Saudi Med J. 2001 Feb;22(2):104-9.
Familial Mediterranean Fever is a genetic disorder frequently diagnosed among the Arabs. It is also prevalent among Jews, Armenians and Turks. The clinical picture consists of febrile and painful attacks that differ in quality across patients and even within the same patient. There may be accompanying joint pain, chest pain, skin manifestations and other findings, and amyloidosis may occur in some patients as a complication. The primary treatment is Colchicine, which decreases the frequency of the attacks and prevents the occurrence of amyloidosis. The gene responsible for Familial Mediterranean Fever, MEFV, has been mapped and cloned and mutations were identified within its coding sequence. It encodes a protein that is expected to be a down regulator of inflammation. The spectrum of mutations in the Arabic population is partially studied. There are still several issues to be solved before we fully understand the disorder, and to enable us to confront it and decrease the morbidity and mortality inflicted by it.

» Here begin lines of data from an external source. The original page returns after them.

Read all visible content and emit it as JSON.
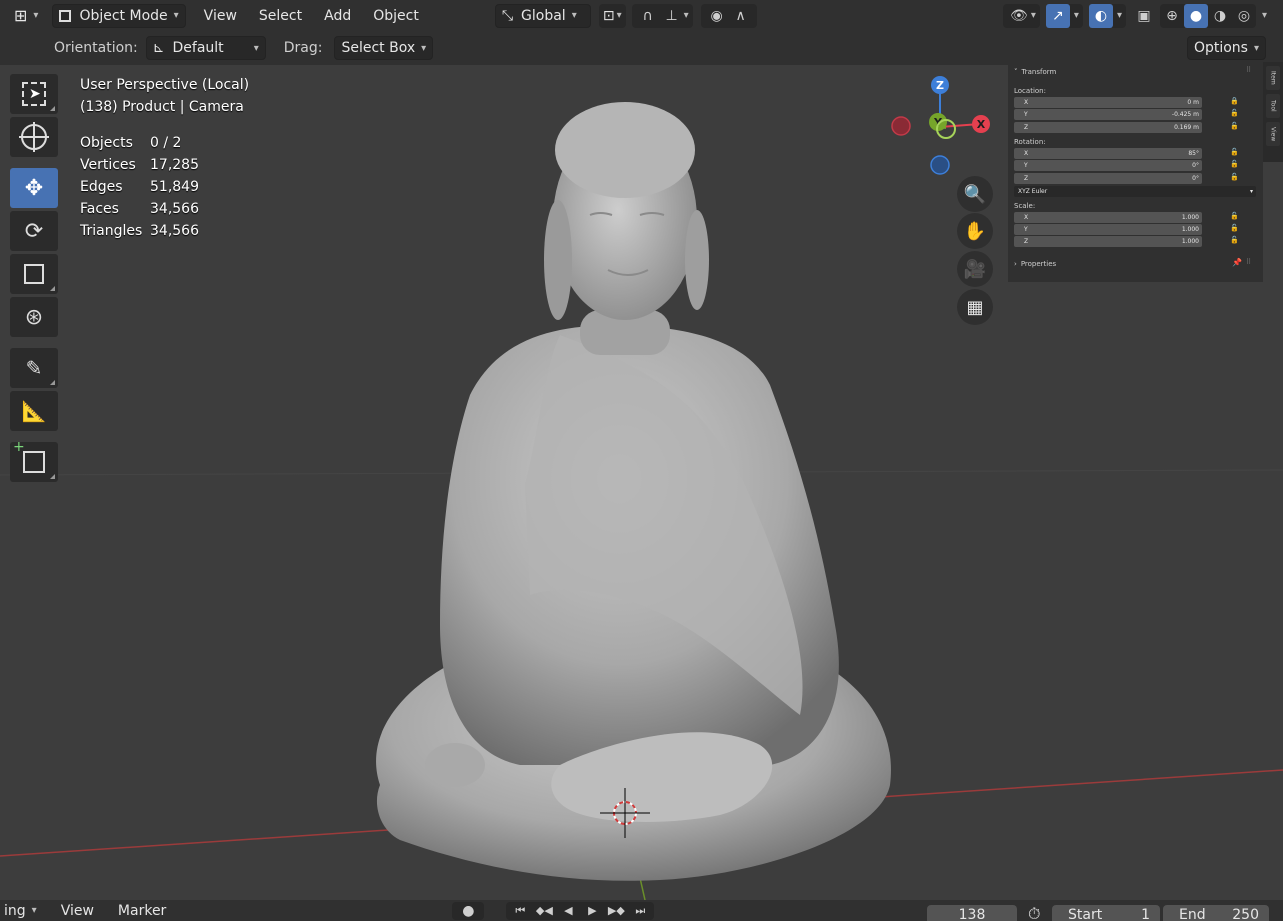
{
  "header": {
    "mode_label": "Object Mode",
    "menus": [
      "View",
      "Select",
      "Add",
      "Object"
    ],
    "transform_orientation": "Global"
  },
  "subheader": {
    "orientation_label": "Orientation:",
    "orientation_value": "Default",
    "drag_label": "Drag:",
    "drag_value": "Select Box",
    "options_label": "Options"
  },
  "overlay": {
    "perspective": "User Perspective (Local)",
    "context": "(138) Product | Camera",
    "stats": [
      {
        "label": "Objects",
        "value": "0 / 2"
      },
      {
        "label": "Vertices",
        "value": "17,285"
      },
      {
        "label": "Edges",
        "value": "51,849"
      },
      {
        "label": "Faces",
        "value": "34,566"
      },
      {
        "label": "Triangles",
        "value": "34,566"
      }
    ]
  },
  "gizmo": {
    "z": "Z",
    "y": "Y",
    "x": "X"
  },
  "npanel": {
    "section_transform": "Transform",
    "location_label": "Location:",
    "location": [
      {
        "axis": "X",
        "value": "0 m"
      },
      {
        "axis": "Y",
        "value": "-0.425 m"
      },
      {
        "axis": "Z",
        "value": "0.169 m"
      }
    ],
    "rotation_label": "Rotation:",
    "rotation": [
      {
        "axis": "X",
        "value": "85°"
      },
      {
        "axis": "Y",
        "value": "0°"
      },
      {
        "axis": "Z",
        "value": "0°"
      }
    ],
    "rotation_mode": "XYZ Euler",
    "scale_label": "Scale:",
    "scale": [
      {
        "axis": "X",
        "value": "1.000"
      },
      {
        "axis": "Y",
        "value": "1.000"
      },
      {
        "axis": "Z",
        "value": "1.000"
      }
    ],
    "section_properties": "Properties",
    "tabs": [
      "Item",
      "Tool",
      "View"
    ]
  },
  "timeline": {
    "playback_partial": "ing",
    "view": "View",
    "marker": "Marker",
    "current_frame": "138",
    "start_label": "Start",
    "start_value": "1",
    "end_label": "End",
    "end_value": "250"
  },
  "colors": {
    "accent": "#4772b3",
    "axis_x": "#e5404f",
    "axis_y": "#76a52a",
    "axis_z": "#3d7fd9"
  }
}
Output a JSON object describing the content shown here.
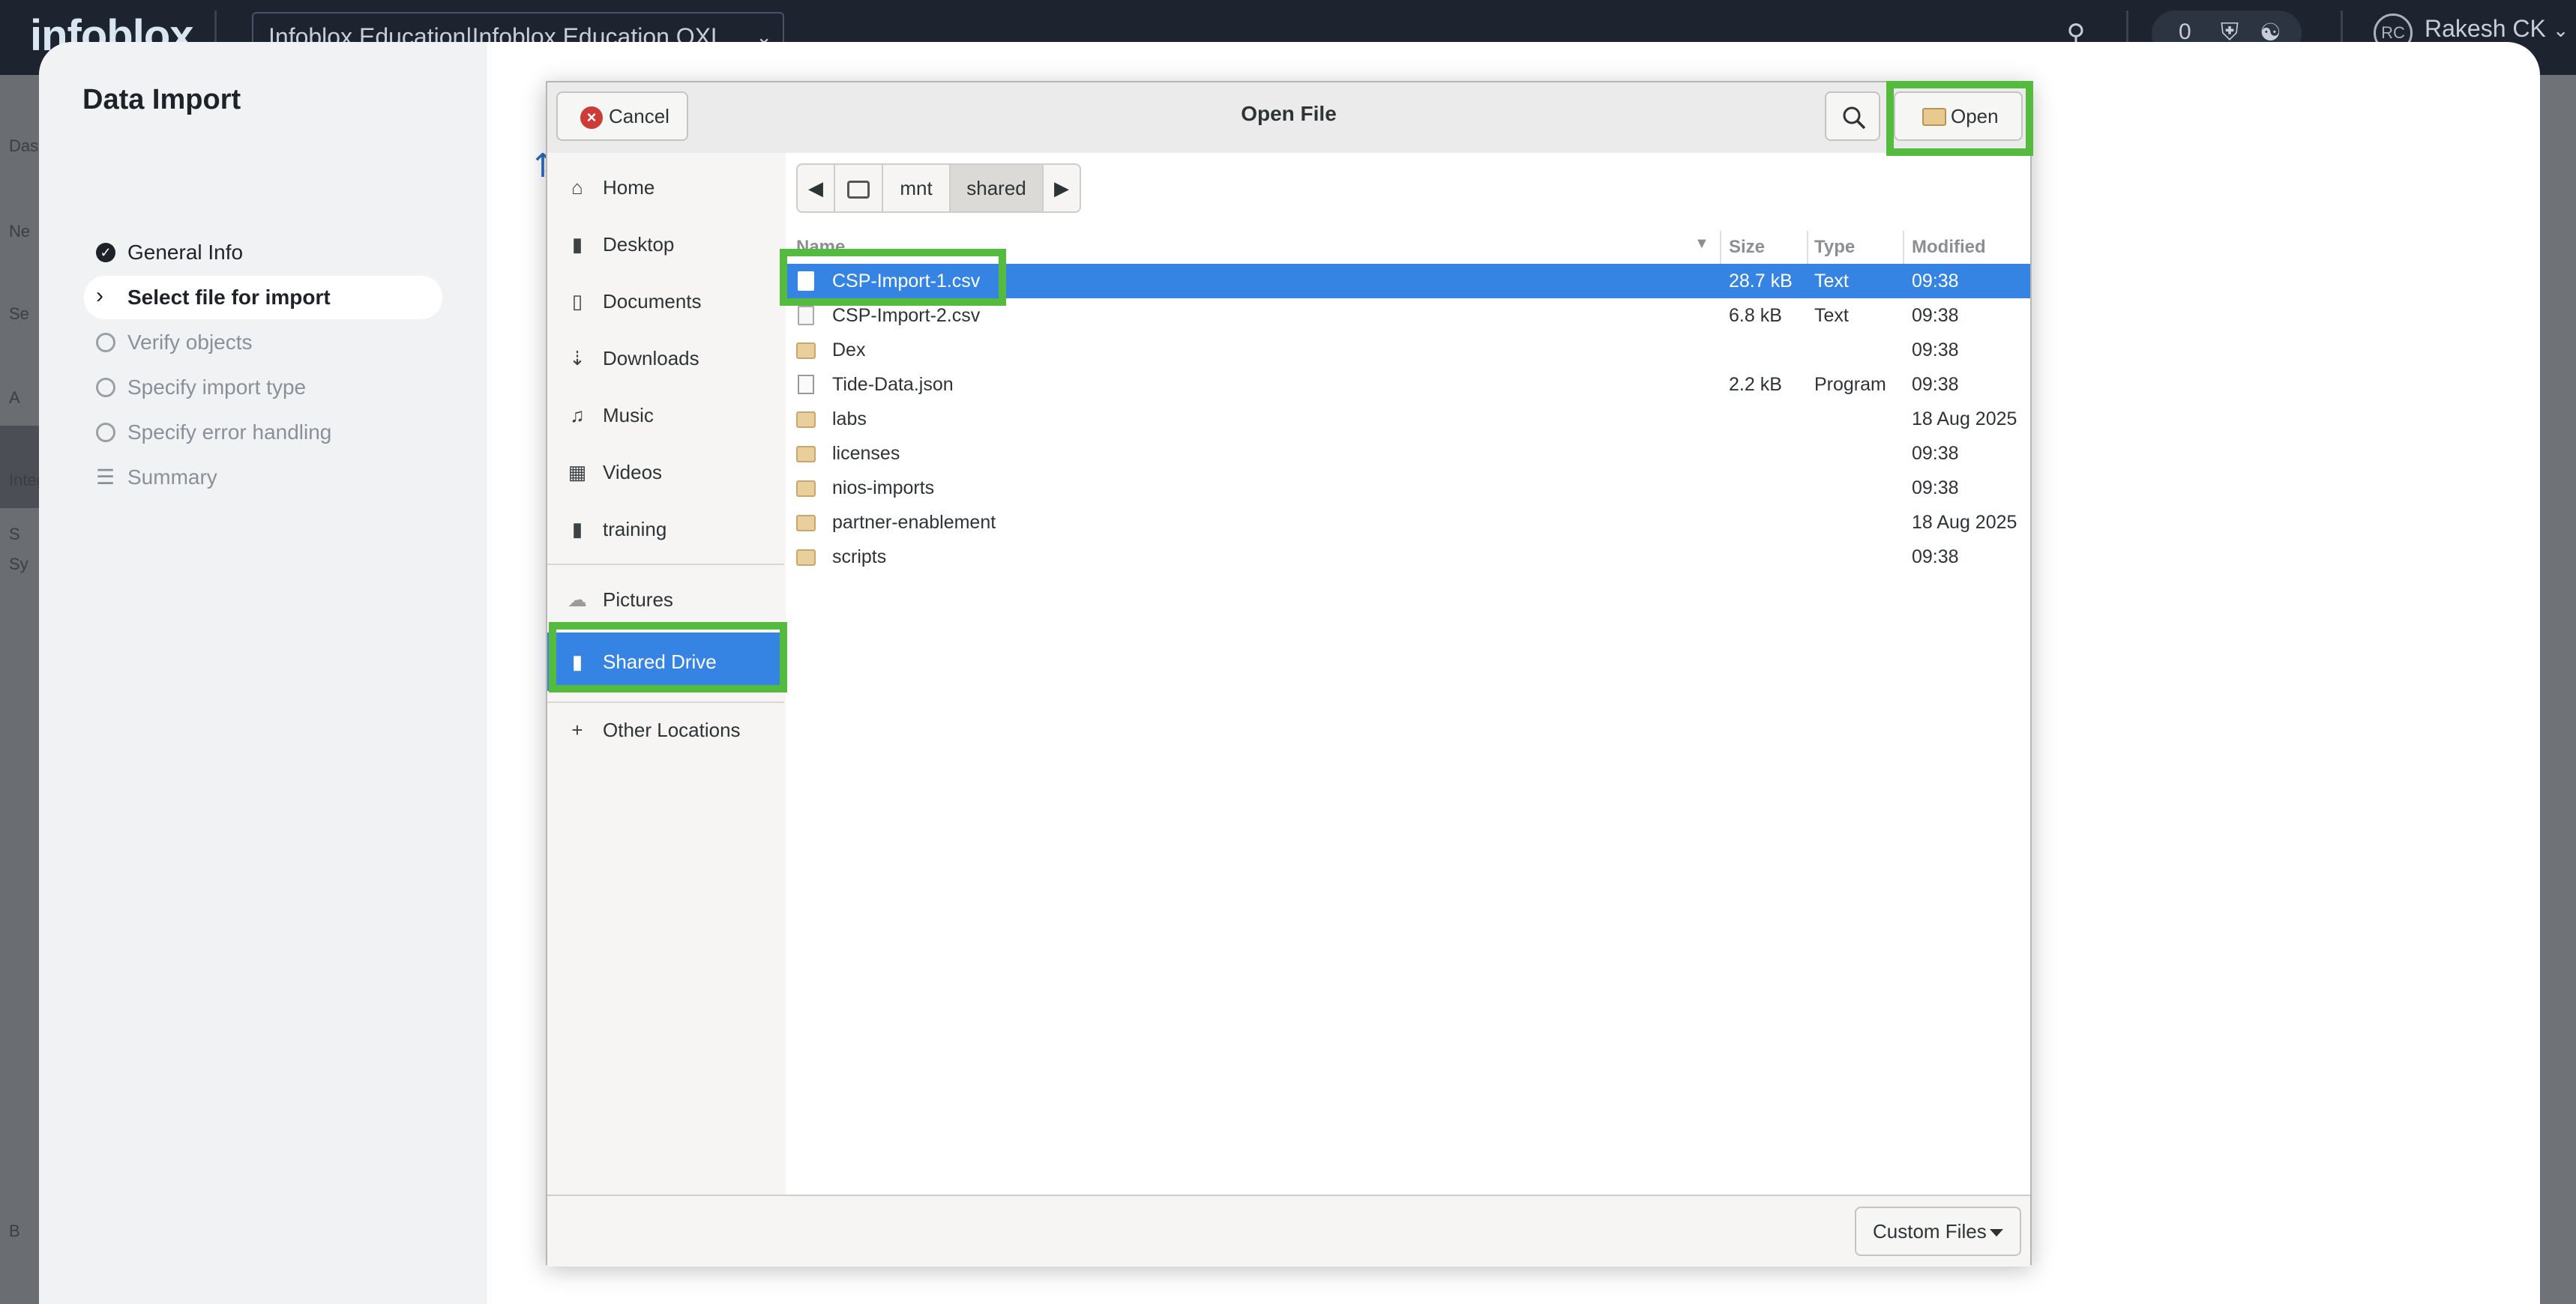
{
  "topbar": {
    "logo": "infoblox",
    "org_selector": "Infoblox Education|Infoblox Education OXL",
    "notifications_count": "0",
    "user_initials": "RC",
    "user_name": "Rakesh CK"
  },
  "background_nav": {
    "labels": [
      "Das",
      "Ne",
      "Se",
      "A",
      "Integ",
      "S",
      "Sy",
      "B"
    ]
  },
  "wizard": {
    "title": "Data Import",
    "steps": [
      {
        "label": "General Info",
        "state": "done"
      },
      {
        "label": "Select file for import",
        "state": "current"
      },
      {
        "label": "Verify objects",
        "state": "todo"
      },
      {
        "label": "Specify import type",
        "state": "todo"
      },
      {
        "label": "Specify error handling",
        "state": "todo"
      },
      {
        "label": "Summary",
        "state": "todo"
      }
    ]
  },
  "dialog": {
    "title": "Open File",
    "cancel_label": "Cancel",
    "open_label": "Open",
    "filter_label": "Custom Files",
    "places": [
      {
        "label": "Home",
        "icon": "home-icon"
      },
      {
        "label": "Desktop",
        "icon": "folder-icon"
      },
      {
        "label": "Documents",
        "icon": "document-icon"
      },
      {
        "label": "Downloads",
        "icon": "download-icon"
      },
      {
        "label": "Music",
        "icon": "music-icon"
      },
      {
        "label": "Videos",
        "icon": "video-icon"
      },
      {
        "label": "training",
        "icon": "folder-icon"
      },
      {
        "label": "Pictures",
        "icon": "pictures-icon"
      },
      {
        "label": "Shared Drive",
        "icon": "folder-icon",
        "active": true
      },
      {
        "label": "Other Locations",
        "icon": "plus-icon"
      }
    ],
    "path": [
      "mnt",
      "shared"
    ],
    "columns": {
      "name": "Name",
      "size": "Size",
      "type": "Type",
      "modified": "Modified"
    },
    "files": [
      {
        "name": "CSP-Import-1.csv",
        "size": "28.7 kB",
        "type": "Text",
        "modified": "09:38",
        "kind": "file",
        "selected": true
      },
      {
        "name": "CSP-Import-2.csv",
        "size": "6.8 kB",
        "type": "Text",
        "modified": "09:38",
        "kind": "file"
      },
      {
        "name": "Dex",
        "size": "",
        "type": "",
        "modified": "09:38",
        "kind": "folder"
      },
      {
        "name": "Tide-Data.json",
        "size": "2.2 kB",
        "type": "Program",
        "modified": "09:38",
        "kind": "json"
      },
      {
        "name": "labs",
        "size": "",
        "type": "",
        "modified": "18 Aug 2025",
        "kind": "folder"
      },
      {
        "name": "licenses",
        "size": "",
        "type": "",
        "modified": "09:38",
        "kind": "folder"
      },
      {
        "name": "nios-imports",
        "size": "",
        "type": "",
        "modified": "09:38",
        "kind": "folder"
      },
      {
        "name": "partner-enablement",
        "size": "",
        "type": "",
        "modified": "18 Aug 2025",
        "kind": "folder"
      },
      {
        "name": "scripts",
        "size": "",
        "type": "",
        "modified": "09:38",
        "kind": "folder"
      }
    ]
  },
  "colors": {
    "highlight": "#55bb3e",
    "selection": "#3584e4",
    "topbar": "#1d2430"
  }
}
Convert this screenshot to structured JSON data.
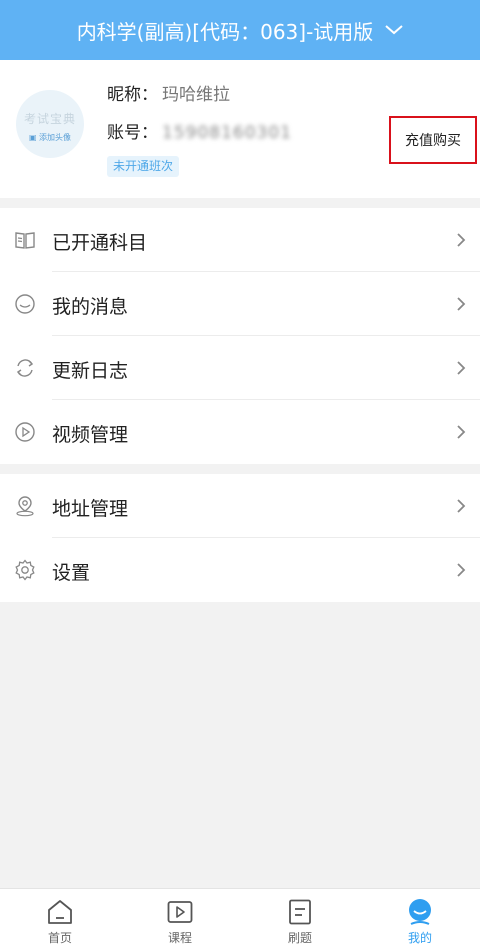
{
  "header": {
    "title": "内科学(副高)[代码：063]-试用版",
    "chevron_icon": "chevron-down-icon"
  },
  "profile": {
    "avatar_logo": "考试宝典",
    "avatar_add": "添加头像",
    "nickname_label": "昵称：",
    "nickname": "玛哈维拉",
    "account_label": "账号：",
    "account": "15908160301",
    "badge": "未开通班次",
    "buy_button": "充值购买"
  },
  "menu_group1": [
    {
      "label": "已开通科目",
      "icon": "book-icon"
    },
    {
      "label": "我的消息",
      "icon": "message-icon"
    },
    {
      "label": "更新日志",
      "icon": "refresh-icon"
    },
    {
      "label": "视频管理",
      "icon": "play-circle-icon"
    }
  ],
  "menu_group2": [
    {
      "label": "地址管理",
      "icon": "location-icon"
    },
    {
      "label": "设置",
      "icon": "gear-icon"
    }
  ],
  "tabbar": [
    {
      "label": "首页",
      "icon": "home-icon"
    },
    {
      "label": "课程",
      "icon": "video-icon"
    },
    {
      "label": "刷题",
      "icon": "document-icon"
    },
    {
      "label": "我的",
      "icon": "profile-icon"
    }
  ],
  "colors": {
    "header_bg": "#5fb2f4",
    "active_tab": "#2f9ef0",
    "highlight_border": "#d9111b"
  }
}
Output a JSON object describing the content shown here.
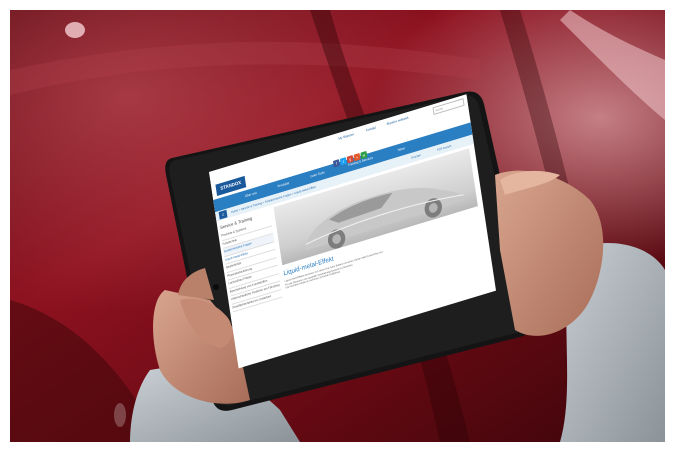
{
  "topbar": {
    "links": [
      "My Standox",
      "Kontakt",
      "Standox weltweit"
    ],
    "search_placeholder": "Suche"
  },
  "logo": "STANDOX",
  "nav": {
    "items": [
      "Über uns",
      "Produkte",
      "Color Tools",
      "Training & Services",
      "News"
    ]
  },
  "subbar": {
    "breadcrumb": "Home > Service & Training > Farbtechnische Fragen > Liquid-metal-Effekt",
    "tools": [
      "Drucken",
      "PDF Ansicht"
    ]
  },
  "sidebar": {
    "title": "Service & Training",
    "items": [
      "Produkte & Systeme",
      "Farbtechnik",
      "Farbtechnische Fragen",
      "Liquid-metal-Effekt",
      "Bedienfehler",
      "Reparaturlackierung",
      "Lackaufbau Flüsse",
      "Beschichtung von Kunststoffen",
      "Unterschiedliche Farbtöne am Fahrzeug",
      "Oberflächenfehler bei Unilacken"
    ]
  },
  "main": {
    "heading": "Liquid-metal-Effekt",
    "paragraph_lines": [
      "Liquid-metal-Effekte zeichnen sich durch eine hohe Brillanz und einen starken Hell-Dunkel-Flop aus.",
      "Für die Reparatur sind spezielle Verarbeitungshinweise zu beachten.",
      "Die Farbtöne werden in mehreren Schichten aufgebaut."
    ]
  },
  "colors": {
    "accent": "#2a7ec2",
    "brand": "#1a5a9c",
    "car_red": "#8a0f1c"
  }
}
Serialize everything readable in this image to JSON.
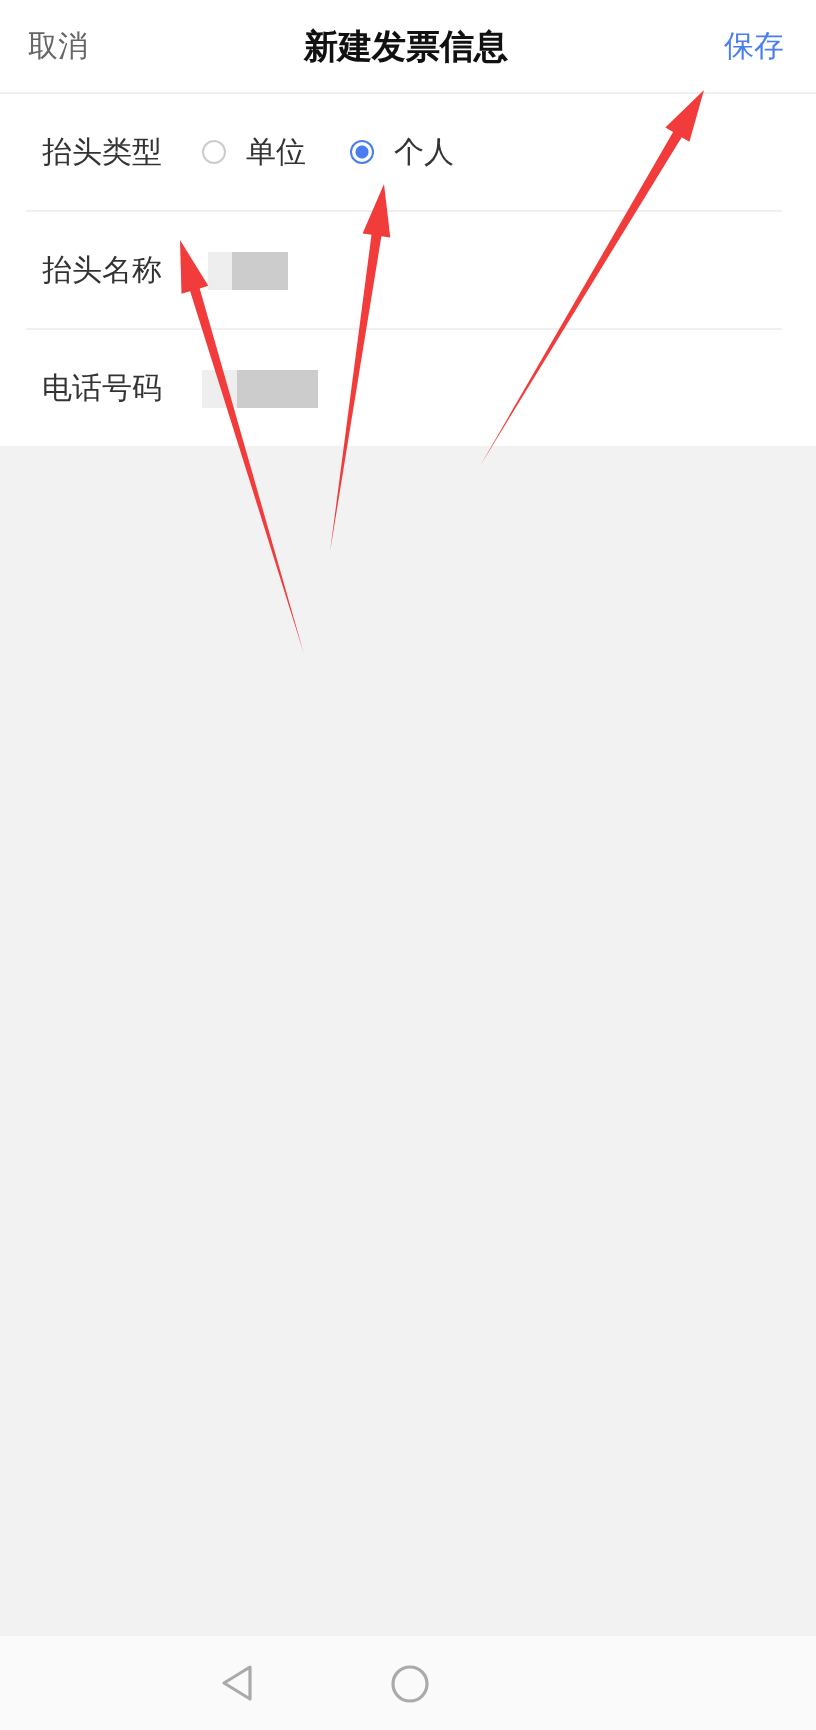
{
  "header": {
    "cancel": "取消",
    "title": "新建发票信息",
    "save": "保存"
  },
  "rows": [
    {
      "kind": "radio",
      "label": "抬头类型",
      "options": [
        {
          "label": "单位",
          "selected": false
        },
        {
          "label": "个人",
          "selected": true
        }
      ]
    },
    {
      "kind": "redacted",
      "label": "抬头名称"
    },
    {
      "kind": "redacted",
      "label": "电话号码"
    }
  ]
}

家族性地中海热是一种在阿拉伯人中经常被诊断出的遗传性疾病。它在犹太人、亚美尼亚人和土耳其人中也很普遍。临床表现为发热和疼痛发作,不同患者之间甚至同一患者体内发作的性质都有所不同。可能伴有关节疼痛、胸痛、皮肤表现和其他症状,一些患者可能会出现淀粉样变性并发症。主要治疗方法是秋水仙碱,它可降低发作频率并预防淀粉样变性的发生。导致家族性地中海热的基因MEFV已被定位和克隆,其编码序列内的突变也已被识别。它编码一种预计为炎症下调因子的蛋白质。阿拉伯人群中的突变谱已得到部分研究。在我们完全了解这种疾病并能够应对它并降低其造成的发病率和死亡率之前,仍有几个问题有待解决。